It can be normal to experience “practice” or Braxton Hicks contractions around 32 weeks. But what if it’s the real thing?
Going into labor unexpectedly and having a baby at 32 weeks can be a stressful start to life with your new little one.
But it’s good to know that the care of preterm babies is improving all the time, and the help your baby receives will give them the best start to life.
The conditions of babies born at 32 weeks can vary massively, and your experience will probably be different to others in the same situation.
So how do you know what to expect with a 32 weeks preemie?
Here’s a guide just for you.
In this article 📝
- What does a baby born at 32 weeks look like?
- What happens if a baby is born at 32 weeks?
- Do babies born at 32 weeks need NICU?
- What are the chances of survival for a baby born at 32 weeks?
- Can a baby born at 32 weeks be healthy and normal?
- Are babies fully developed at 32 weeks?
What does a baby born at 32 weeks look like?
A baby born at 32 weeks is very preterm and will be much smaller than a baby born at 40 weeks.
They may weigh around 4lbs, and they’ll likely double their weight by the time they reach their original due date.
Their skin will likely be opaque by this point, but their muscle and fat will be underdeveloped, so their limbs will be particularly skinny-looking.
What happens if a baby is born at 32 weeks?
You might be wondering how long the hospital stay is for a newborn born at 32 weeks.
The annoying answer is that the length of time will vary from baby to baby, so it’s hard to say.
The doctors will be looking for your 32-week preemie to be able to breathe, feed, and keep warm without medical intervention before you’re discharged.

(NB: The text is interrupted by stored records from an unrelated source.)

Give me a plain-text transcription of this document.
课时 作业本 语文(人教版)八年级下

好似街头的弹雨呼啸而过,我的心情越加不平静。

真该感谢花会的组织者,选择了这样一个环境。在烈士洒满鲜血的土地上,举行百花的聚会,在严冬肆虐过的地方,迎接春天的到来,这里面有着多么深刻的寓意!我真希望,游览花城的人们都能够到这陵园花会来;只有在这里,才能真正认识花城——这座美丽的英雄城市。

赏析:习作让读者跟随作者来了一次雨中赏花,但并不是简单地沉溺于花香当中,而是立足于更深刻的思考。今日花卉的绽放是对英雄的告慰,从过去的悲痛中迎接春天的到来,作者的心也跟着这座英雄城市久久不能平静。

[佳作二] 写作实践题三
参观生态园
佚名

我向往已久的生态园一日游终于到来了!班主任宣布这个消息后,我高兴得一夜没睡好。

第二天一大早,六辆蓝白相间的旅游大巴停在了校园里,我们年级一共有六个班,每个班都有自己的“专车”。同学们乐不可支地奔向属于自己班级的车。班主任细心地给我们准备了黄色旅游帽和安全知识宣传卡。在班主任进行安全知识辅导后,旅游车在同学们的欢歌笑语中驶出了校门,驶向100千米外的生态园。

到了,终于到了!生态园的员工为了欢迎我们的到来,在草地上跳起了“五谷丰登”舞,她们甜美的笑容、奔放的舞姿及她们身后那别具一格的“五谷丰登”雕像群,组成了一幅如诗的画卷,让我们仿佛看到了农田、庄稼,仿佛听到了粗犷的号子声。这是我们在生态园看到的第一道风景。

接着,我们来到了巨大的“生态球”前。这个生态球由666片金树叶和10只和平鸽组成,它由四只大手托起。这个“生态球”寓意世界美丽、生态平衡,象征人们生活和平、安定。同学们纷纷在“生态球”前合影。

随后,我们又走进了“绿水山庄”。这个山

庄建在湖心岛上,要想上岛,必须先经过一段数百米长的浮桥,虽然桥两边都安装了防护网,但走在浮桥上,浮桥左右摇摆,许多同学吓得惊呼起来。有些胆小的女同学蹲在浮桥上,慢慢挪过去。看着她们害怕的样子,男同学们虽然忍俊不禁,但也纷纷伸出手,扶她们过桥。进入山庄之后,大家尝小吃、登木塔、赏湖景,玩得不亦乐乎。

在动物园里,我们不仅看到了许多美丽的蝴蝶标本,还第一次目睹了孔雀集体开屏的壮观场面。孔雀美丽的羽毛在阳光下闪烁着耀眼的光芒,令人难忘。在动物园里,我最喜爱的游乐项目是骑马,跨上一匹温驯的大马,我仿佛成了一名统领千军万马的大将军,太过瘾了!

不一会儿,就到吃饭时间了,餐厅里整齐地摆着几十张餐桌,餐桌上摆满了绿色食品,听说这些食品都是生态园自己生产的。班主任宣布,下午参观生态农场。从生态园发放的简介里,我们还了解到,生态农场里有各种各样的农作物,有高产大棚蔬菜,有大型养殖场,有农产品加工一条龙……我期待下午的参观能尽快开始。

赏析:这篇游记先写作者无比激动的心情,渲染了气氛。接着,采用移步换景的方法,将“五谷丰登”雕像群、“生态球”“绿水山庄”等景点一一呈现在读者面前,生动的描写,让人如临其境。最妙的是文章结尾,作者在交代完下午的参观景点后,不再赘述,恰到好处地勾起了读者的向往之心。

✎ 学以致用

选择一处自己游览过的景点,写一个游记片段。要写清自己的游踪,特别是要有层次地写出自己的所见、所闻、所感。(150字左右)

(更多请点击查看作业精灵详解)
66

This may be as little as a few weeks or could be a couple of months if they face other complications.
Do babies born at 32 weeks need NICU?
Yes, the majority of babies born at 32 weeks will have to spend some time in NICU.
Most babies born at 32 weeks will likely require at least supplementary oxygen to help them breathe, although this may be for a shorter amount of time than babies born earlier.
Their feeding reflex will be weak, and they may need help getting nutrition.
They will also probably need help to keep warm as their ability to regulate their body temperature hasn’t matured yet, and their lack of fat stores means it’s easy for them to get cold.
So, they’ll probably spend time in an incubator in NICU until they can regulate their temperature, while their breathing is also carefully monitored.
They’ll also be observed for things like jaundice (due to immature liver function) and low blood sugar levels.
What are the chances of survival for a baby born at 32 weeks?
Research suggests that the baby born at 32 weeks survival rate is around 99.5%, which is good news.
Although they’ll still be little, a 32-week old baby has done a lot of the important stuff inside you already.
Can a baby born at 32 weeks be healthy and normal?
The long-term prognosis for babies born at 32 weeks is that the vast majority will go on to live “healthy and normal” lives.
If there are no underlying health issues, a baby born at 32 weeks may only need specialist help for a short period.
Are babies fully developed at 32 weeks?
So what’s going on inside them? Are babies’ lungs developed at 32 weeks?
Well, all of the major organs will be fully functioning — except the lungs and brain.
These two are just so complex, and every week of pregnancy really counts towards their development.
At eight weeks premature, there’s still work to do.
This is why it’s very likely your little one will need extra medical care in these first few precious weeks.
While they’re under the watchful eyes of their medical team, it’s an important time for you to take care of yourself too.
Having a baby in the NICU can take its toll emotionally and physically, so remember to eat well, rest when you can, and talk to your loved ones if you’re struggling.